Music

Pop Psalms: Beyoncé’s “Run the World (Girls)”

Kathryn Freeman

The Proverbs 31 woman has always been intimidating. She has become the woman every Christian woman is measured against. She’s an entrepreneur, a mother, a seamstress, a wife, a fashionista, a cook, and a caregiver to the impoverished. She rises before dawn to tend perfectly to her many roles. The Proverbs 31 woman runs her world, just like Beyoncé Knowles-Carter—entertainer, creator, wife, mother—runs hers. This parallel is especially clear on Beyoncé's hit 2011 song, “Run the World (Girls).”

Despite the catchy beat, the women in “Run the World (Girls)” can seem to be living a life as unattainable as the Proverbs 31 woman. The girls in “Run the World” can do everything. They “bear the children” and “then get back to business.” They have “endless power” and can “build nations.” They “rock the latest fashions,” but do not tolerate disrespect from men. The idealized version of womanhood presented in “Run the World,” alongside Proverbs 31, seems to belie most of our realities. So while we might read along in our Bibles and join Beyoncé in shouting “Girls, we run this motha, yeah!” we do not feel very powerful; we mostly feel tired and inadequate.

It can be tough to consider a field and buy it when you only make 80 cents (white women), 62 cents (black women), 54 cents (Hispanic women), 57 cents (Native-American women) for every dollar a man makes. In the midst of a global pandemic, studies show that the increased burden of household chores, children’s education, and full-time jobs fall mostly on working mothers. The sheer weight of all these responsibilities is threatening to crush a generation of working mothers mentally and emotionally, on top of the potential to permanently derail their career prospects and earning potential. Just like the Proverbs 31 woman, 70 percent of mothers with kids under 18 are participating in today’s workforce, yet there seems to be diminishing returns.

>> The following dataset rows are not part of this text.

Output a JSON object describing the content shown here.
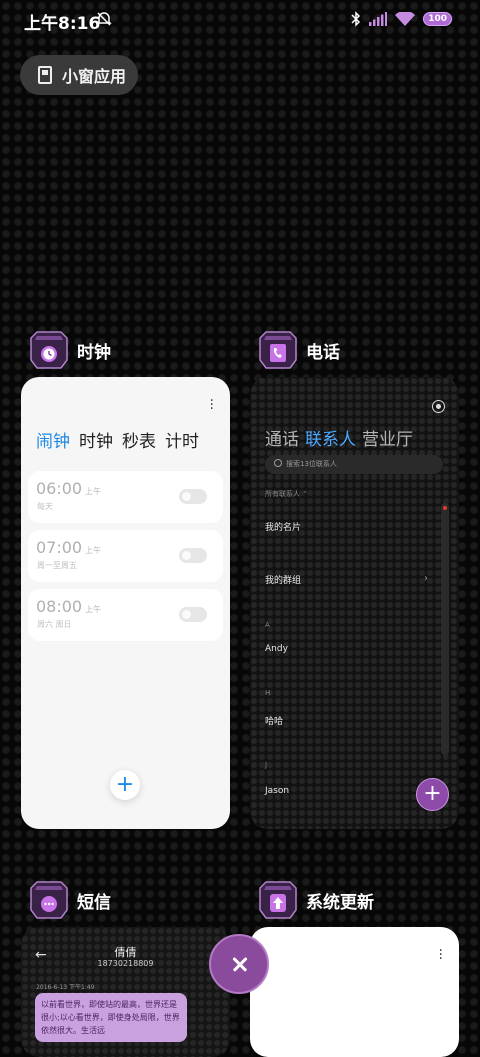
{
  "status_bar": {
    "time": "上午8:16",
    "battery": "100",
    "icons": [
      "mute-icon",
      "bluetooth-icon",
      "signal-icon",
      "wifi-icon",
      "battery-icon"
    ]
  },
  "small_window_button": {
    "label": "小窗应用"
  },
  "apps": {
    "clock": {
      "title": "时钟",
      "tabs": [
        "闹钟",
        "时钟",
        "秒表",
        "计时"
      ],
      "active_tab": "闹钟",
      "alarms": [
        {
          "time": "06:00",
          "ampm": "上午",
          "repeat": "每天",
          "enabled": false
        },
        {
          "time": "07:00",
          "ampm": "上午",
          "repeat": "周一至周五",
          "enabled": false
        },
        {
          "time": "08:00",
          "ampm": "上午",
          "repeat": "周六 周日",
          "enabled": false
        }
      ],
      "add_label": "+"
    },
    "phone": {
      "title": "电话",
      "tabs": [
        "通话",
        "联系人",
        "营业厅"
      ],
      "active_tab": "联系人",
      "search_placeholder": "搜索13位联系人",
      "all_contacts_label": "所有联系人",
      "my_card": "我的名片",
      "my_groups": "我的群组",
      "letters": [
        "A",
        "H",
        "J"
      ],
      "contacts": [
        "Andy",
        "哈哈",
        "Jason"
      ],
      "add_label": "+"
    },
    "sms": {
      "title": "短信",
      "contact_name": "倩倩",
      "contact_number": "18730218809",
      "date": "2016-6-13 下午1:49",
      "message": "以前看世界，即使站的最高，世界还是很小;以心看世界，即使身处局限，世界依然很大。生活远"
    },
    "update": {
      "title": "系统更新"
    }
  },
  "colors": {
    "accent_blue": "#1e88e5",
    "purple": "#8a4b9c",
    "background": "#070707"
  }
}
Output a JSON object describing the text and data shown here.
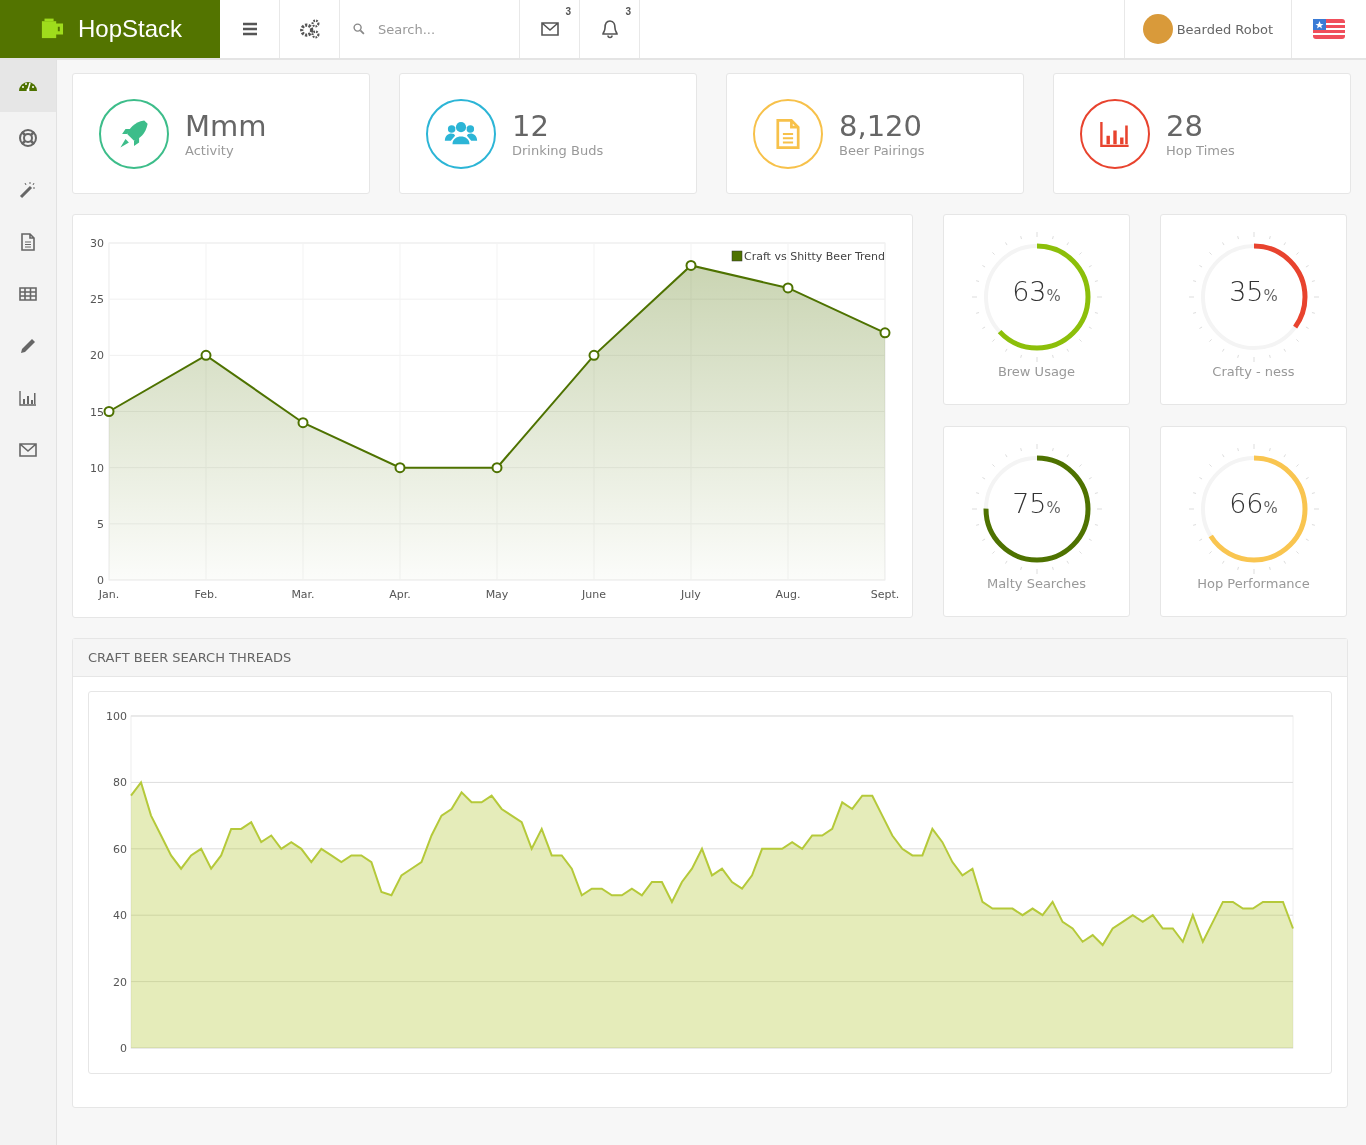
{
  "brand": {
    "name": "HopStack"
  },
  "topbar": {
    "search": {
      "placeholder": "Search..."
    },
    "messages": {
      "count": "3"
    },
    "notifications": {
      "count": "3"
    },
    "user": {
      "name": "Bearded Robot"
    }
  },
  "sidebar": {
    "items": [
      {
        "kind": "dashboard",
        "selected": true
      },
      {
        "kind": "lifebuoy",
        "selected": false
      },
      {
        "kind": "wand",
        "selected": false
      },
      {
        "kind": "document",
        "selected": false
      },
      {
        "kind": "table",
        "selected": false
      },
      {
        "kind": "pencil",
        "selected": false
      },
      {
        "kind": "chart",
        "selected": false
      },
      {
        "kind": "mail",
        "selected": false
      }
    ]
  },
  "stats": [
    {
      "kind": "rocket",
      "color": "#3dbd8a",
      "value": "Mmm",
      "label": "Activity"
    },
    {
      "kind": "users",
      "color": "#2cb5d6",
      "value": "12",
      "label": "Drinking Buds"
    },
    {
      "kind": "document",
      "color": "#f7c14a",
      "value": "8,120",
      "label": "Beer Pairings"
    },
    {
      "kind": "chart",
      "color": "#e8432e",
      "value": "28",
      "label": "Hop Times"
    }
  ],
  "trend": {
    "chart_data": {
      "type": "area",
      "grid": true,
      "categories": [
        "Jan.",
        "Feb.",
        "Mar.",
        "Apr.",
        "May",
        "June",
        "July",
        "Aug.",
        "Sept."
      ],
      "ylim": [
        0,
        30
      ],
      "yticks": [
        0,
        5,
        10,
        15,
        20,
        25,
        30
      ],
      "series": [
        {
          "name": "Craft vs Shitty Beer Trend",
          "color": "#4e7200",
          "values": [
            15,
            20,
            14,
            10,
            10,
            20,
            28,
            26,
            22
          ]
        }
      ]
    }
  },
  "gauges": [
    {
      "label": "Brew Usage",
      "value": "63",
      "unit": "%",
      "level": 0.63,
      "color": "#8cbf0a"
    },
    {
      "label": "Crafty - ness",
      "value": "35",
      "unit": "%",
      "level": 0.35,
      "color": "#e8432e"
    },
    {
      "label": "Malty Searches",
      "value": "75",
      "unit": "%",
      "level": 0.75,
      "color": "#4e7200"
    },
    {
      "label": "Hop Performance",
      "value": "66",
      "unit": "%",
      "level": 0.66,
      "color": "#f9c550"
    }
  ],
  "threads": {
    "title": "CRAFT BEER SEARCH THREADS",
    "chart_data": {
      "type": "area",
      "grid": true,
      "ylim": [
        0,
        100
      ],
      "yticks": [
        0,
        20,
        40,
        60,
        80,
        100
      ],
      "series": [
        {
          "color": "#b5c93a",
          "values": [
            76,
            80,
            70,
            64,
            58,
            54,
            58,
            60,
            54,
            58,
            66,
            66,
            68,
            62,
            64,
            60,
            62,
            60,
            56,
            60,
            58,
            56,
            58,
            58,
            56,
            47,
            46,
            52,
            54,
            56,
            64,
            70,
            72,
            77,
            74,
            74,
            76,
            72,
            70,
            68,
            60,
            66,
            58,
            58,
            54,
            46,
            48,
            48,
            46,
            46,
            48,
            46,
            50,
            50,
            44,
            50,
            54,
            60,
            52,
            54,
            50,
            48,
            52,
            60,
            60,
            60,
            62,
            60,
            64,
            64,
            66,
            74,
            72,
            76,
            76,
            70,
            64,
            60,
            58,
            58,
            66,
            62,
            56,
            52,
            54,
            44,
            42,
            42,
            42,
            40,
            42,
            40,
            44,
            38,
            36,
            32,
            34,
            31,
            36,
            38,
            40,
            38,
            40,
            36,
            36,
            32,
            40,
            32,
            38,
            44,
            44,
            42,
            42,
            44,
            44,
            44,
            36
          ]
        }
      ]
    }
  }
}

In “Run the World,” Beyoncé empowers women through the confidence in her voice and the driving, electronic drumbeat, reminding them of all the extra, sometimes hidden work women do behind the scenes to make their families, their communities, their countries better. As the median age for marriage and the number of never-married women continues to rise, the view of idealized womanhood tied to motherhood and marriage can feel tortuous to the single and childless (especially those who are not single and childless by choice). A woman who is not married or a mother is forever on the JV team, not really a “#girlboss” because she is not juggling soccer practice and ballet classes on top of board meetings and balance sheets. If the modern woman is constantly asking herself if she can have it all, the Proverbs 31 woman seems to give a taunting yes. After all, she managed to clothe her children in scarlet before the invention of sewing machines—as effortlessly as Beyoncé turns her 24 hours in a day into jaw-dropping visuals, project after project.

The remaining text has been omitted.